Наступило молчание. Затем Кэйн внес подушку, на которой лежала
корона. Корона Янтаря. Он преклонил колена и застыл в этой позе,
протягивая Эрику корону.
Рывком цепей меня подняли на ноги и потащили к трону. Я понял,
что должно произойти. До меня это дошло мгновенно, и я стал
упираться. Но силой и ударами меня вновь поставили на колени у
самых ступенек трона.
Звучала мягкая музыка -- это были "Зеленые Рукава"-- и за моей
спиной Джулиэн сказал:
-- Смотрите на коронацию нового короля в Янтаре!
Затем он прошептал мне:
-- Возьми корону и протяни ее Эрику. Он коронует себя.
Я посмотрел на корону Янтаря, лежащую на алой подушке, которую
держал Кэйн.
Корона была серебряной, с семью высокими пиками, на каждом из
которых сверкал драгоценный камень. Она была украшена
изумрудами, а по бокам, у каждого виска, был вставлен рубин.
Я не шевелился, думая о тех временах, когда я видел под этой
короной лицо нашего Папы.
-- Нет,-- просто ответил я и почувствовал, как меня ударили по
лицу.
-- Возьми ее и протяни Эрику,-- повторил Джулиэн.
Я попытался ударить его, но цепи были хорошо растянуты. Меня
снова ударили.
Я смотрел на острые серебряные пики.
-- Ну хорошо,-- сказал я в конце концов и потянулся к короне.
Несколько секунд я держал ее в руках, а затем быстро надел себе
на голову и провозгласил:
-- Я короную себя, Кэвина, короля Янтаря!
Корону сорвали и положили на подушку. Меня несколько раз сильно
ударили по спине. По всему залу прокатился шепоток.

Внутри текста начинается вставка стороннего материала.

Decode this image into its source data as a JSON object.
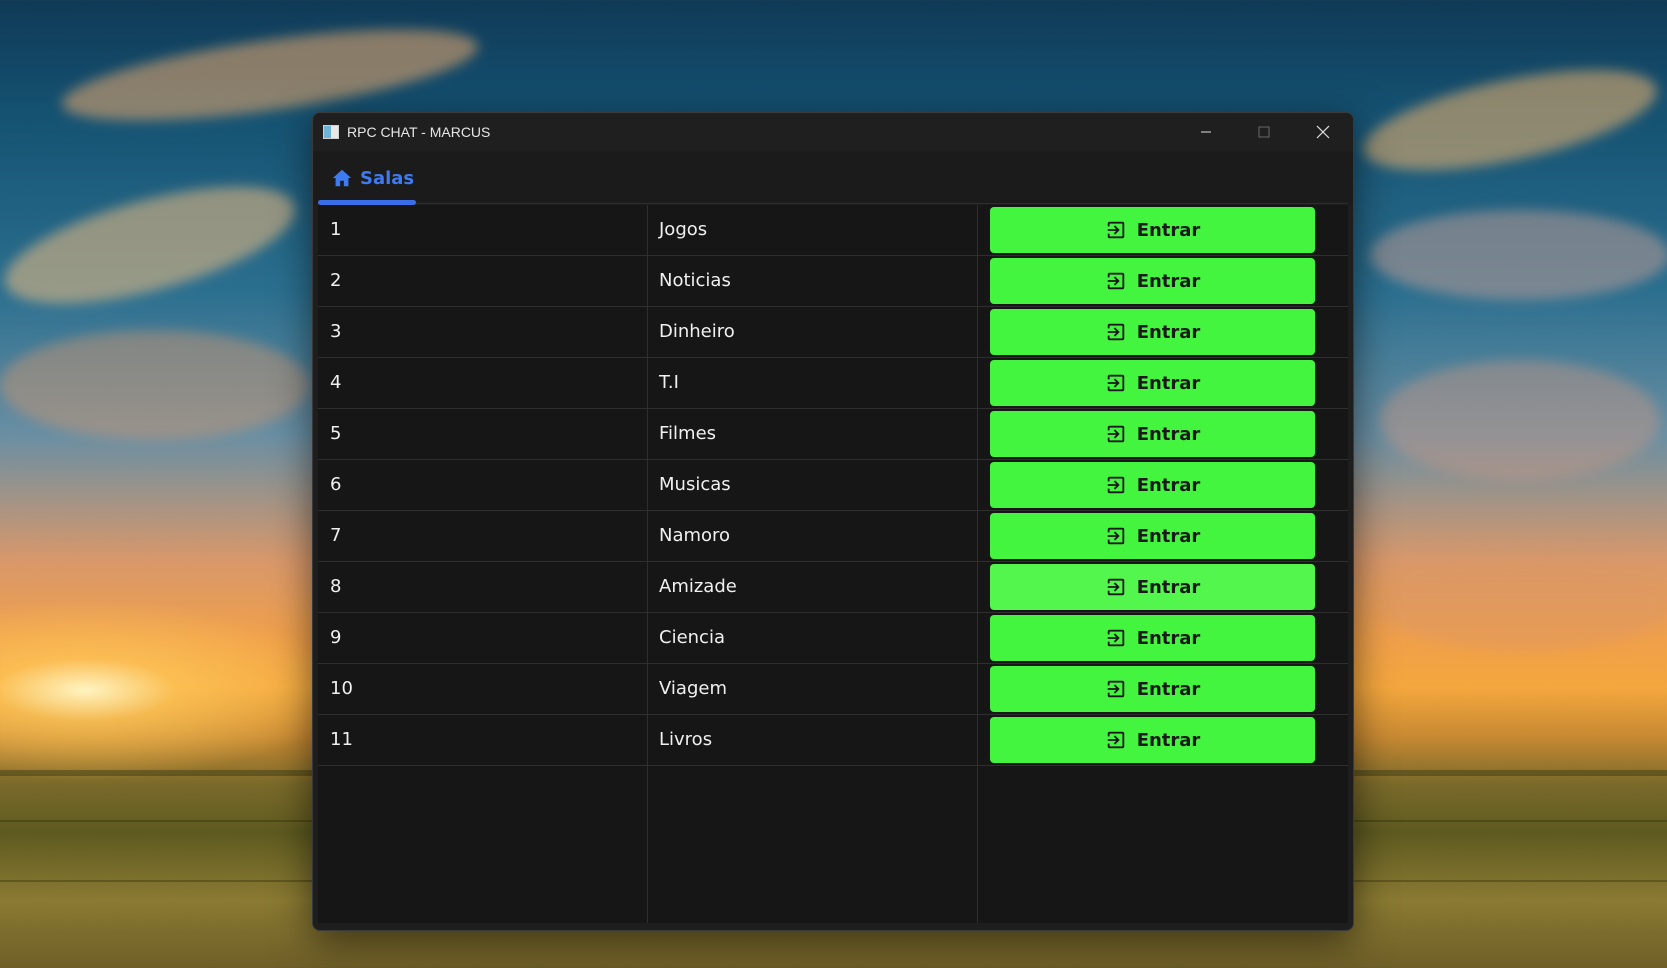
{
  "window": {
    "title": "RPC CHAT - MARCUS",
    "controls": {
      "minimize": "minimize-icon",
      "maximize": "maximize-icon",
      "close": "close-icon"
    }
  },
  "tabs": [
    {
      "label": "Salas",
      "icon": "home-icon",
      "active": true
    }
  ],
  "rooms": [
    {
      "id": "1",
      "name": "Jogos",
      "button": "Entrar"
    },
    {
      "id": "2",
      "name": "Noticias",
      "button": "Entrar"
    },
    {
      "id": "3",
      "name": "Dinheiro",
      "button": "Entrar"
    },
    {
      "id": "4",
      "name": "T.I",
      "button": "Entrar"
    },
    {
      "id": "5",
      "name": "Filmes",
      "button": "Entrar"
    },
    {
      "id": "6",
      "name": "Musicas",
      "button": "Entrar"
    },
    {
      "id": "7",
      "name": "Namoro",
      "button": "Entrar"
    },
    {
      "id": "8",
      "name": "Amizade",
      "button": "Entrar",
      "hovered": true
    },
    {
      "id": "9",
      "name": "Ciencia",
      "button": "Entrar"
    },
    {
      "id": "10",
      "name": "Viagem",
      "button": "Entrar"
    },
    {
      "id": "11",
      "name": "Livros",
      "button": "Entrar"
    }
  ],
  "button_icon": "login-icon",
  "colors": {
    "accent": "#3f7bf0",
    "button": "#44f53f",
    "button_hover": "#52f64d",
    "window_bg": "#1e1e1e",
    "table_bg": "#161616"
  }
}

-- А теперь возьми ее и попробуй еще раз,-- сказал Джулиэн.--
Протяни ее Эрику.
Последовал еще удар.
-- Хорошо,-- я чувствовал, как промокает рубашка.
В этот раз я швырнул корону изо всех сил, надеясь выбить
Эрику глаз.
Он поймал ее и улыбнулся, как будто заставил меня сделать
то, что было ему нужно.
-- Благодарю. А теперь слушайте меня, все присутствующие
и те, кто слышит меня в Тени. В этот день я принимаю
корону и трон. Я беру в свою руку скипетр королевства Янтаря. Я
честно завоевал этот трон, и я беру его и сажусь на него по
праву моей крови.
-- Лжец!-- воскликнул я, и тут же чья-то рука зажала мне рот.
-- Я короную себя, Эрика Первого, короля Янтаря.
-- Да здравствует король!-- трижды прокричали придворные.
Затем Эрик наклонился и прошептал мне на ухо:
-- Твои глаза видели самое прекрасное зрелище за всю твою жизнь...
Стража! Уведите Кэвина в кузницу, и пусть ему выжгут глаза! И
пусть он запомнит все великолепие этого дня как последнее, что
он видел. Затем киньте его в самую глубокую темницу, самое
заброшенное подземелье Янтаря, и пусть его имя будет забыто!
Я сплюнул и был избит.
Я сопротивлялся на каждом шагу, пока меня волокли из
зала. Никто не смотрел на меня, когда меня выводили, и
последнее, что я помню, это фигуру Эрика, сидящего на троне и
раздающего улыбки и милости окружавшим его придворным.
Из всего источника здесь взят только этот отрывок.